Widgets for Easier Online Transaction

Written by Groucho on August 13, 2008 under News, Software

Amazon FPS

For people fond of using Amazon, using a widget to make it easier to pay for items to be bought is very welcome news. Imagine the convenience of simply using a widget to handle all your shopping items and checking them out once you are done. It doesn’t get any easier than that.

Of course, the responsibility for privacy and access of such widgets may be something up for discussion. While such an innovation using widgets may seem to be a point for people who love to go shopping online, control as far as who is using the widget to pay these items should be properly secured.

But based on what most companies such as the Amazon Flexible Payment System shared, users can manage their transaction better and securely.

Amazon’s FPS lets users tap into the company’s existing payments collection infrastructure (for a fee, of course).
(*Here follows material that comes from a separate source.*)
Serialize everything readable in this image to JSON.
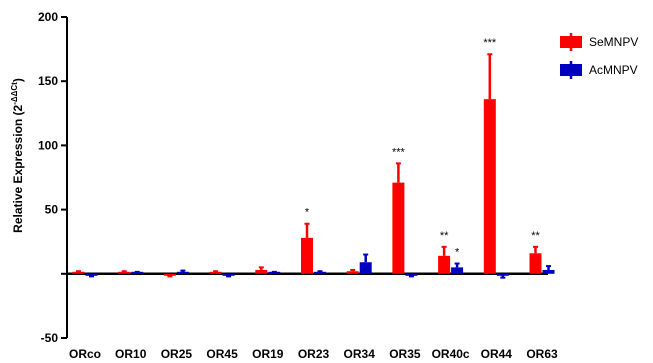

The idea of FPS is particularly attractive when you read that it will “take on the complexity of managing security and fraud protection” so that you don’t have to.

Two aspects of FPS are especially interesting. First, it supports micropayments, those that involve cents – or even fractional cents.

This is useful when business activities involve piles and piles of transactions, each having little monetary value, but the sum of which has measurable value. Imagine selling bubblegum for 10 cents. That doesn’t seem like much – unless you’re selling, say, 100,000 pieces a month.

Amazon FPS lets you aggregate micropayments into a single transaction, thus eliminating the problem of transaction costs swamping whatever profits the transactions involve.

FPS’s other interesting aspect is its support for “middleman” operations. That is, you can facilitate a transaction in which you participate neither as a sender (buyer) or recipient (seller). You can, however, take a cut of the action.